Bank Al-Maghrib et l’ACAPS viennent de publier un guide commun dans le cadre du dispositif de lutte contre le blanchiment de capitaux et le financement du terrorisme. Ce document intitulé «Mesures de vigilance applicables au recours à la tierce introduction par les entreprises d’assurance dans le cadre de la bancassurance» précise en préambule que la mise en place d’un dispositif efficace de lutte contre le blanchiment de capitaux et le financement du terrorisme (LBC/FT) au niveau des assurances passe par la détermination des responsabilités, dans ce domaine, entre les entreprises d’assurance et leur réseau de distribution. Ce guide met en exergue le principe de la tierce introduction cité dans la convention régissant l’échange d’information entre les banques et les entreprises d’assurances.

«Ladite convention a été basée sur le principe de la tierce introduction qui trouve son fondement dans les normes du GAFI, notamment la recommandation 17 en vertu de laquelle une institution financière peut recourir à un tiers, sous réserve qu’il remplisse certaines conditions en matière de mise en place de mesures de vigilance», relève la même source. Dans ce guide, les deux parties détaillent les principes à retenir en matière de tierce introduction dans le secteur de la bancassurance. On y apprend que la mise en œuvre des obligations de vigilance relatives à l’identification, la vérification de l’identité du client et, le cas échéant, du bénéficiaire effectif ainsi que la conservation des documents y afférents, est assurée par le tiers introducteur, en l’occurrence la banque commercialisant les produits d’assurance pour le compte de l’institution recourant au tiers, à savoir l’entreprise d’assurance.

Dans ce schéma, la banque reste responsable vis-à-vis de cette dernière desdites obligations de vigilance. Dans le même sens, le tiers introducteur doit être soumis à une législation et une réglementation relative à la lutte contre le blanchiment de capitaux et le financement du terrorisme. Parallèlement, l’application des obligations de suivi et de surveillance des opérations revient à la charge de l’entreprise d’assurance. Par ailleurs, ce guide fait une différence entre la tierce introduction et l’externalisation.
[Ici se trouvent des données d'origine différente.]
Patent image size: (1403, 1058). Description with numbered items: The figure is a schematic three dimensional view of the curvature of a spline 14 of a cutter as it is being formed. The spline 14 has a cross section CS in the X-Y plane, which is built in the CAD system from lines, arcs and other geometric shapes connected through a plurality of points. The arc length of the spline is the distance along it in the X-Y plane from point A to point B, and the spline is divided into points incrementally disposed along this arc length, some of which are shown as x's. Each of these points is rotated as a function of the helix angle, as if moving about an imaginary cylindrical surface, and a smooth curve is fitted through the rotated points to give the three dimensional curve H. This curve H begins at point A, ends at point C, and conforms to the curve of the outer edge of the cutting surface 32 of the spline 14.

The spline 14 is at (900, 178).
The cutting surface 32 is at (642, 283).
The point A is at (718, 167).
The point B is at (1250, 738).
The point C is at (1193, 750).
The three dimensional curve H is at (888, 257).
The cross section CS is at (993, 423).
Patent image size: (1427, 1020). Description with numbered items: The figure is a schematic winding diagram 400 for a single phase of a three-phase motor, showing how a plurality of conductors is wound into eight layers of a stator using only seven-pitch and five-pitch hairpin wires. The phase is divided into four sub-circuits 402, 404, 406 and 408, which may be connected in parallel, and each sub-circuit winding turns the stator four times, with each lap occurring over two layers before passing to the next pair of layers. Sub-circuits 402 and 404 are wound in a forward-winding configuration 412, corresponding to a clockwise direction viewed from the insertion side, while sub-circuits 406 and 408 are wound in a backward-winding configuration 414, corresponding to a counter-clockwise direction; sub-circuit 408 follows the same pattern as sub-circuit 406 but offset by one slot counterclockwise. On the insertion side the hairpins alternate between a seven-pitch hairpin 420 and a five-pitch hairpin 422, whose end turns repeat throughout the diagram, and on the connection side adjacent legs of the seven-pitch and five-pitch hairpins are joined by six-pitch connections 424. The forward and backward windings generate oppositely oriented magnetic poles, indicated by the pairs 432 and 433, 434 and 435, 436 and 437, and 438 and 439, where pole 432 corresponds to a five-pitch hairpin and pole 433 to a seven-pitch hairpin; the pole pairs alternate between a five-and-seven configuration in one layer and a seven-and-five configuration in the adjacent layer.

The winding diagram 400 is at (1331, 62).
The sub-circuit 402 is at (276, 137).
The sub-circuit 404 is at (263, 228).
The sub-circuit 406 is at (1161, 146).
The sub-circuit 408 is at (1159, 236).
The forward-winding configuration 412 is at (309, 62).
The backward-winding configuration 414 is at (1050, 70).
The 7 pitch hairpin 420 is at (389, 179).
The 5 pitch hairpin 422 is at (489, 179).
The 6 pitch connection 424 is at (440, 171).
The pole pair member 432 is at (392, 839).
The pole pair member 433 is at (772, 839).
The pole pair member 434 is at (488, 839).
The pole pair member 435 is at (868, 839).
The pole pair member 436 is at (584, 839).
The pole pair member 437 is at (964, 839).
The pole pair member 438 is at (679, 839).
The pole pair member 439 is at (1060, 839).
A la différence de cette dernière, le tiers inducteur applique ses propres procédures de lutte contre le blanchiment de capitaux et le financement du terrorisme, et n’est pas obligatoirement soumis au contrôle de la société recourant à la tierce introduction.

En termes de responsabilités, l’entreprise d’assurance, en tant qu’entité ayant recours au tiers, est responsable vis-à-vis de l’ACAPS de la mise en place des vigilances exigées. A noter que la banque en tant que tierce introductrice ne doit pas confier les obligations objet de la tierce introduction à un tiers. De même, la banque et l’entreprise d’assurance doivent conclure un cadre conventionnel pour formaliser les obligations qui les lient.